Hari Guru dirayakan setiap tahun. Namun di tengah ketidakpastian kesejahteraan, tekanan ekonomi dan beban kerja yang menumpuk, guru masih harus menghadapi tekanan secara mental bernama ketidakpercayaan dan kurangnya rasa hormat.
Penghormatan kepada guru perlu ditunjukkan oleh orangtua, sehingga hal yang sama juga akan terpupuk pada diri anak.

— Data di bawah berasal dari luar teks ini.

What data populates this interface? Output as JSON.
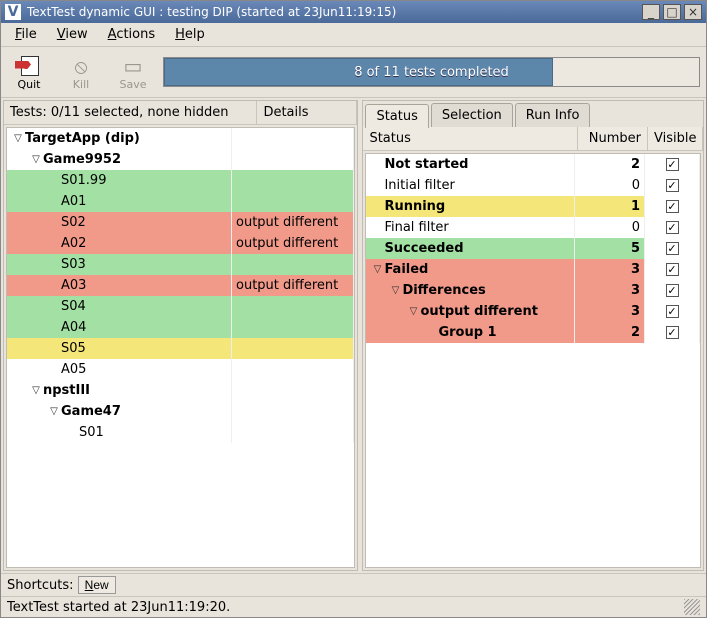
{
  "window": {
    "title": "TextTest dynamic GUI : testing DIP (started at 23Jun11:19:15)",
    "buttons": {
      "minimize": "_",
      "maximize": "□",
      "close": "×"
    }
  },
  "menubar": {
    "file": "File",
    "view": "View",
    "actions": "Actions",
    "help": "Help"
  },
  "toolbar": {
    "quit": "Quit",
    "kill": "Kill",
    "save": "Save"
  },
  "progress": {
    "text": "8 of 11 tests completed",
    "completed": 8,
    "total": 11
  },
  "left": {
    "header": {
      "tests": "Tests: 0/11 selected, none hidden",
      "details": "Details"
    },
    "rows": [
      {
        "indent": 0,
        "expander": "▽",
        "name": "TargetApp (dip)",
        "detail": "",
        "style": "bold",
        "bg": ""
      },
      {
        "indent": 1,
        "expander": "▽",
        "name": "Game9952",
        "detail": "",
        "style": "bold",
        "bg": ""
      },
      {
        "indent": 2,
        "expander": "",
        "name": "S01.99",
        "detail": "",
        "style": "",
        "bg": "green"
      },
      {
        "indent": 2,
        "expander": "",
        "name": "A01",
        "detail": "",
        "style": "",
        "bg": "green"
      },
      {
        "indent": 2,
        "expander": "",
        "name": "S02",
        "detail": "output different",
        "style": "",
        "bg": "red"
      },
      {
        "indent": 2,
        "expander": "",
        "name": "A02",
        "detail": "output different",
        "style": "",
        "bg": "red"
      },
      {
        "indent": 2,
        "expander": "",
        "name": "S03",
        "detail": "",
        "style": "",
        "bg": "green"
      },
      {
        "indent": 2,
        "expander": "",
        "name": "A03",
        "detail": "output different",
        "style": "",
        "bg": "red"
      },
      {
        "indent": 2,
        "expander": "",
        "name": "S04",
        "detail": "",
        "style": "",
        "bg": "green"
      },
      {
        "indent": 2,
        "expander": "",
        "name": "A04",
        "detail": "",
        "style": "",
        "bg": "green"
      },
      {
        "indent": 2,
        "expander": "",
        "name": "S05",
        "detail": "",
        "style": "",
        "bg": "yellow"
      },
      {
        "indent": 2,
        "expander": "",
        "name": "A05",
        "detail": "",
        "style": "",
        "bg": ""
      },
      {
        "indent": 1,
        "expander": "▽",
        "name": "npstIII",
        "detail": "",
        "style": "bold",
        "bg": ""
      },
      {
        "indent": 2,
        "expander": "▽",
        "name": "Game47",
        "detail": "",
        "style": "bold",
        "bg": ""
      },
      {
        "indent": 3,
        "expander": "",
        "name": "S01",
        "detail": "",
        "style": "",
        "bg": ""
      }
    ]
  },
  "right": {
    "tabs": {
      "status": "Status",
      "selection": "Selection",
      "runinfo": "Run Info"
    },
    "headers": {
      "status": "Status",
      "number": "Number",
      "visible": "Visible"
    },
    "rows": [
      {
        "indent": 0,
        "expander": "",
        "name": "Not started",
        "number": "2",
        "checked": true,
        "style": "bold",
        "bg": ""
      },
      {
        "indent": 0,
        "expander": "",
        "name": "Initial filter",
        "number": "0",
        "checked": true,
        "style": "",
        "bg": ""
      },
      {
        "indent": 0,
        "expander": "",
        "name": "Running",
        "number": "1",
        "checked": true,
        "style": "bold",
        "bg": "yellow"
      },
      {
        "indent": 0,
        "expander": "",
        "name": "Final filter",
        "number": "0",
        "checked": true,
        "style": "",
        "bg": ""
      },
      {
        "indent": 0,
        "expander": "",
        "name": "Succeeded",
        "number": "5",
        "checked": true,
        "style": "bold",
        "bg": "green"
      },
      {
        "indent": 0,
        "expander": "▽",
        "name": "Failed",
        "number": "3",
        "checked": true,
        "style": "bold",
        "bg": "red"
      },
      {
        "indent": 1,
        "expander": "▽",
        "name": "Differences",
        "number": "3",
        "checked": true,
        "style": "bold",
        "bg": "red"
      },
      {
        "indent": 2,
        "expander": "▽",
        "name": "output different",
        "number": "3",
        "checked": true,
        "style": "bold",
        "bg": "red"
      },
      {
        "indent": 3,
        "expander": "",
        "name": "Group 1",
        "number": "2",
        "checked": true,
        "style": "bold",
        "bg": "red"
      }
    ]
  },
  "footer": {
    "shortcuts": "Shortcuts:",
    "new": "New",
    "status": "TextTest started at 23Jun11:19:20."
  }
}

Bukankah konsep teladan adalah metode mendidik paling ampuh?
Mari menitipkan rotan pada guru..
Sesuai dengan momen hari guru, ada beberapa hal yang bisa kita, para orangtua, lakukan untuk 'menitipkan rotan' pada para guru anak-anak kita, menunjukkan rasa hormat dan kepercayaan.
Membangun komunikasi
Komunikasi yang terjalin baik antara wali murid dan guru akan menumbuhkan sikap saling hormat dan percaya. Jangan sungkan untuk bertanya langsung kepada guru bila mendapati hal yang kurang jelas di sekolah.
Apalagi bila informasi didapatkan dari anak semata. Hindari bereaksi spontan dengan memposting keluh kesah di media sosial. Akan lebih bijak bila hal tersebut dikomunikasikan terlebih dahulu.
Cara orangtua berkomunikasi dengan guru akan menjadi contoh nyata bagi anak tentang bagimana menunjukkan rasa hormat pada orang yang telah memberikan ilmu pengetahuan.
Menghormati budaya dan aturan sekolah, menghormati guru
Miris rasanya melihat salah seorang wali murid datang menjemput anaknya dengan hanya bercelana pendek dan berbaju kaos selengan. Memperlihatkan tato di lengan kiri dan kananya. Padahal sang anak bersekolah di sekolah Islam!
Tempatkanlah diri dengan baik. Contohkan kepada anak bagaimana menghargai institusi Pendidikan dan para gurunya dengan berpakaian yang pantas. Tak perlu bagus, asal sopan dan rapi. Bukankah kemampuan menempatkan diri sesuai situasi sangat penting untuk dicontohkan?
Demikian pula dengan aturan merokok.
Ah, saya kira, hasrat menghisap tembakau itu masih bisa ditahan sebentar saat ada keperluan ke sekolah. Toh, tidak akan mempertaruhkan nyawa juga kan kalau tak merokok sebentar? Hehe.
***
Hari guru diperingati hari ini, 25 November. Sejak pagi berseliweran murid berseragam sekolah membawa berbagai bingkisan untuk guru. Buket bunga, makanan, ataupun cenderamata, semua disiapkan sebagai unjuk perasaan hormat untuk sang guru tercinta.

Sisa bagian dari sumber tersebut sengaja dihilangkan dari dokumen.